I have this snippet of code and I do not understand why the std::cout line is not compiling... The argument lookup / template argument inferencing seems correct...
#include <iostream>
template<typename T>
struct A
{
struct M1
{
T x;
};
};
template<typename T>
std::ostream &operator<<(std::ostream &os, typename A<T>::M1 const &o)
{
os << o.x;
return os;
}
int main()
{
A<int>::M1 a;
std::cout << a; // This line fails
return 0;
}
BTW I'm trying to do this without a declaring operator<<() as an inline function.
答案 0 :(得分:3)
Your problem is that T is in a non deduced context. C++ will only simple pattern match, it will not invert possibly arbitrary type maps.

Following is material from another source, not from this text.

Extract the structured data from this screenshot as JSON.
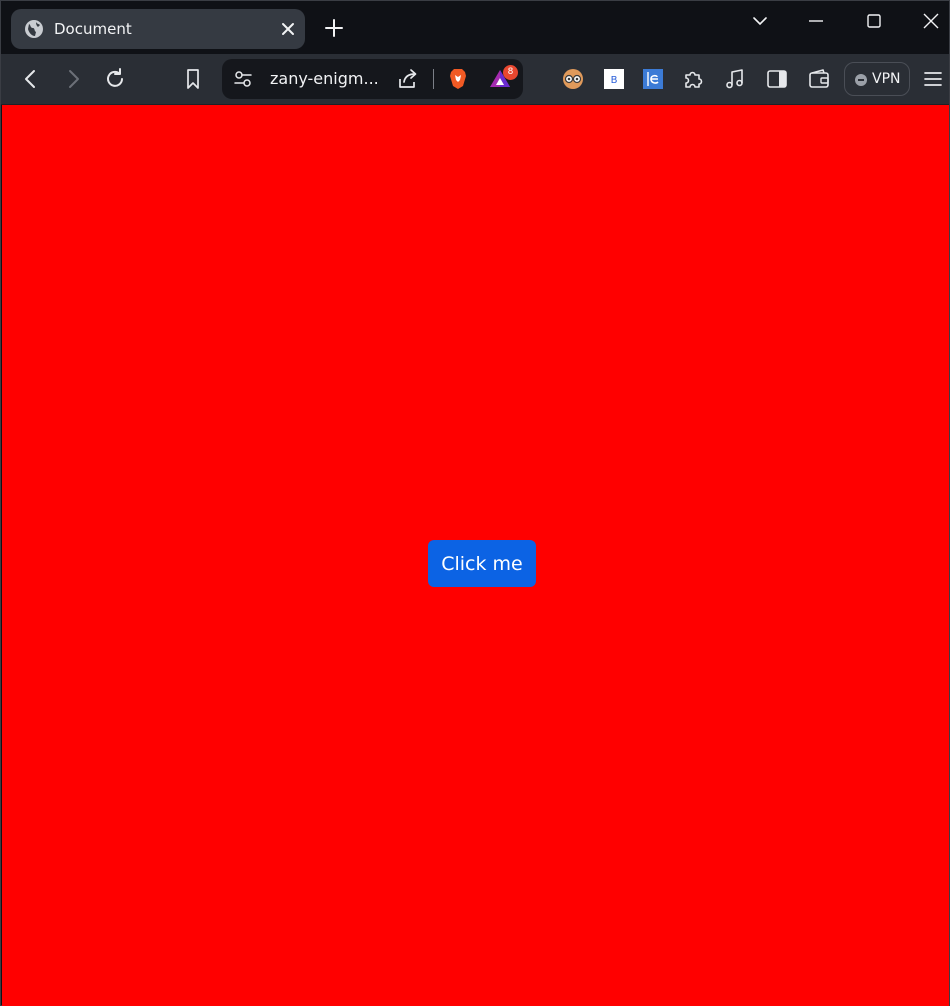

Imagine there was a specialization of A<void> that set using M1=A<int>::M1. Now both int and void are valid T for your <<. As the problem is intractible in general, C++ refuses to even try: you can only pattern match on direct template arguments of your argument types.

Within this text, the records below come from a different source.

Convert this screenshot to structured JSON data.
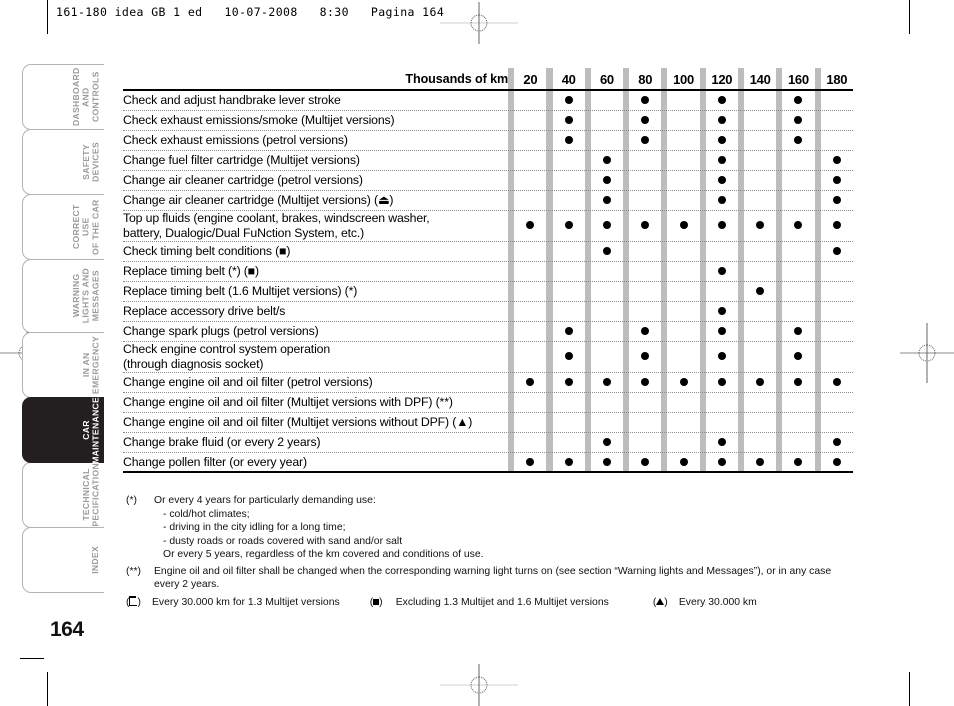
{
  "print_slug": "161-180 idea GB 1 ed   10-07-2008   8:30   Pagina 164",
  "page_number": "164",
  "sidebar": {
    "items": [
      {
        "label": "DASHBOARD\nAND CONTROLS",
        "active": false
      },
      {
        "label": "SAFETY\nDEVICES",
        "active": false
      },
      {
        "label": "CORRECT USE\nOF THE CAR",
        "active": false
      },
      {
        "label": "WARNING\nLIGHTS AND\nMESSAGES",
        "active": false
      },
      {
        "label": "IN AN\nEMERGENCY",
        "active": false
      },
      {
        "label": "CAR\nMAINTENANCE",
        "active": true
      },
      {
        "label": "TECHNICAL\nSPECIFICATIONS",
        "active": false
      },
      {
        "label": "INDEX",
        "active": false
      }
    ]
  },
  "table": {
    "header_title": "Thousands of km",
    "columns": [
      "20",
      "40",
      "60",
      "80",
      "100",
      "120",
      "140",
      "160",
      "180"
    ],
    "rows": [
      {
        "task": "Check and adjust handbrake lever stroke",
        "marks": [
          0,
          1,
          0,
          1,
          0,
          1,
          0,
          1,
          0
        ]
      },
      {
        "task": "Check exhaust emissions/smoke (Multijet versions)",
        "marks": [
          0,
          1,
          0,
          1,
          0,
          1,
          0,
          1,
          0
        ]
      },
      {
        "task": "Check exhaust emissions (petrol versions)",
        "marks": [
          0,
          1,
          0,
          1,
          0,
          1,
          0,
          1,
          0
        ]
      },
      {
        "task": "Change fuel filter cartridge (Multijet versions)",
        "marks": [
          0,
          0,
          1,
          0,
          0,
          1,
          0,
          0,
          1
        ]
      },
      {
        "task": "Change air cleaner cartridge (petrol versions)",
        "marks": [
          0,
          0,
          1,
          0,
          0,
          1,
          0,
          0,
          1
        ]
      },
      {
        "task": "Change air cleaner cartridge (Multijet versions) (⏏)",
        "marks": [
          0,
          0,
          1,
          0,
          0,
          1,
          0,
          0,
          1
        ]
      },
      {
        "task": "Top up fluids (engine coolant, brakes, windscreen washer,\nbattery, Dualogic/Dual FuNction System, etc.)",
        "marks": [
          1,
          1,
          1,
          1,
          1,
          1,
          1,
          1,
          1
        ],
        "tall": true
      },
      {
        "task": "Check timing belt conditions (■)",
        "marks": [
          0,
          0,
          1,
          0,
          0,
          0,
          0,
          0,
          1
        ]
      },
      {
        "task": "Replace timing belt (*) (■)",
        "marks": [
          0,
          0,
          0,
          0,
          0,
          1,
          0,
          0,
          0
        ]
      },
      {
        "task": "Replace timing belt (1.6 Multijet versions) (*)",
        "marks": [
          0,
          0,
          0,
          0,
          0,
          0,
          1,
          0,
          0
        ]
      },
      {
        "task": "Replace accessory drive belt/s",
        "marks": [
          0,
          0,
          0,
          0,
          0,
          1,
          0,
          0,
          0
        ]
      },
      {
        "task": "Change spark plugs (petrol versions)",
        "marks": [
          0,
          1,
          0,
          1,
          0,
          1,
          0,
          1,
          0
        ]
      },
      {
        "task": "Check engine control system operation\n(through diagnosis socket)",
        "marks": [
          0,
          1,
          0,
          1,
          0,
          1,
          0,
          1,
          0
        ],
        "tall": true
      },
      {
        "task": "Change engine oil and oil filter (petrol versions)",
        "marks": [
          1,
          1,
          1,
          1,
          1,
          1,
          1,
          1,
          1
        ]
      },
      {
        "task": "Change engine oil and oil filter (Multijet versions with DPF) (**)",
        "marks": [
          0,
          0,
          0,
          0,
          0,
          0,
          0,
          0,
          0
        ]
      },
      {
        "task": "Change engine oil and oil filter (Multijet versions without DPF) (▲)",
        "marks": [
          0,
          0,
          0,
          0,
          0,
          0,
          0,
          0,
          0
        ]
      },
      {
        "task": "Change brake fluid (or every 2 years)",
        "marks": [
          0,
          0,
          1,
          0,
          0,
          1,
          0,
          0,
          1
        ]
      },
      {
        "task": "Change pollen filter (or every year)",
        "marks": [
          1,
          1,
          1,
          1,
          1,
          1,
          1,
          1,
          1
        ]
      }
    ]
  },
  "footnotes": {
    "star": {
      "mark": "(*)",
      "lines": [
        "Or every 4 years for particularly demanding use:",
        "- cold/hot climates;",
        "- driving in the city idling for a long time;",
        "- dusty roads or roads covered with sand and/or salt",
        "Or every 5 years, regardless of the km covered and conditions of use."
      ]
    },
    "double_star": {
      "mark": "(**)",
      "text": "Engine oil and oil filter shall be changed when the corresponding warning light turns on (see section “Warning lights and Messages”), or in any case every 2 years."
    },
    "inline": [
      {
        "mark": "(⏏)",
        "text": "Every 30.000 km for 1.3 Multijet versions",
        "symbol": "flag"
      },
      {
        "mark": "(■)",
        "text": "Excluding 1.3 Multijet and 1.6 Multijet versions",
        "symbol": "square"
      },
      {
        "mark": "(▲)",
        "text": "Every 30.000 km",
        "symbol": "triangle"
      }
    ]
  }
}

To do what you really want:
template<typename T>
struct A {
struct M1 {
T x;
friend std::ostream& operator<<(std::ostream& os, M1 const& m1){
return os << m1.x;
}
};
};
Learn to love Koenig operators.
答案 1 :(得分:2)
The template parameter T of your operator cannot be deduced. However, there is some workaround using some SFINAE magic:
#include <iostream>
template<typename T>
struct A {
struct M1 {
using type = T;
T x;
};
};
template<typename T, std::enable_if_t<std::is_same<T, typename A<typename T::type>::M1>::value, int> = 0>
std::ostream &operator<<(std::ostream &os, const T& o)
{
os << o.x;
return os;
}
int main()
{
A<int>::M1 a;
std::cout << a; // This line works
return 0;
}